Aku sekarang berumur 25 tahun, dan rasa-rasanya apa yang dikatakan Musmarwan terlihat benar adanya. Akhir-akhir ini waktu terasa melambat, sebab seringnya aku kebingungan mencari cara untuk membunuh beberapa menit dari dirinya. Di keadaan-keadaan seperti itu, aku jadi mengerti bahwa tidak melakukan apa-apa bisa jadi akan lebih melelahkan daripada melakukan banyak hal, sebab kita seolah mengejar sesuatu yang tidak berbentuk dan tidak diketahui ujungnya.
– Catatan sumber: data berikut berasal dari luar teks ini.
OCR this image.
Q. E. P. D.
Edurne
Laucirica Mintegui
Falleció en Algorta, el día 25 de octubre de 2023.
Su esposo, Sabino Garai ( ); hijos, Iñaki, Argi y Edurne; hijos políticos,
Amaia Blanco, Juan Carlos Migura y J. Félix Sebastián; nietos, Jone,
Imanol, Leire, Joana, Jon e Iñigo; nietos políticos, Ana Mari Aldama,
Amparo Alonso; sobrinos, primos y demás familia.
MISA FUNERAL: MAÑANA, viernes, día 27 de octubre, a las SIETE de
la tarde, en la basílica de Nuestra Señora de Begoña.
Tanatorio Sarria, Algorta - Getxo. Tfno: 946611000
Agar lebih mudah dipahami, pada kesempatan ini, aku akan menggambarkan tentang rasanya hidup di seperempat abad tanpa melakukan apa-apa. Adapun sebenarnya tidak melakukan apa-apa di sini bukan berarti tidak melakukan apa-apa, kami berusaha untuk melakukan sesuatu dengan cara melamar pekerjaan atau melakukan hal-hal yang sekiranya berguna. Tapi anggaplah semuanya masih terlihat sia-sia, tidak menemukan di mana ujung jalannya, dan kita asumsikan bahwa hal itu adalah tidak melakukan apa-apa.
Ketika kamu telah hidup di seperempat abad dan tidak melakukan apa-apa, kamu akan sering menginginkan semuanya jadi cepat berlalu dan menemukan fase baru dalam hidup. Tapi di sisi lain, ada suatu ketakutan untuk menjadi tua, yaitu ketika kamu tidak lagi masuk dalam kriteria sebagai pelamar kerja. Ada pula ketika kamu mengupayakan segala hal agar bisa mendapatkan pekerjaan, kegagalan-kegagalan yang telah kamu terima sebelumnya membuat kamu kehilangan motivasi. Kamu jadi takut untuk tetap terus melangkah, kamu takut jika perlahan-lahan pencarian itu akan membuat kamu hancur.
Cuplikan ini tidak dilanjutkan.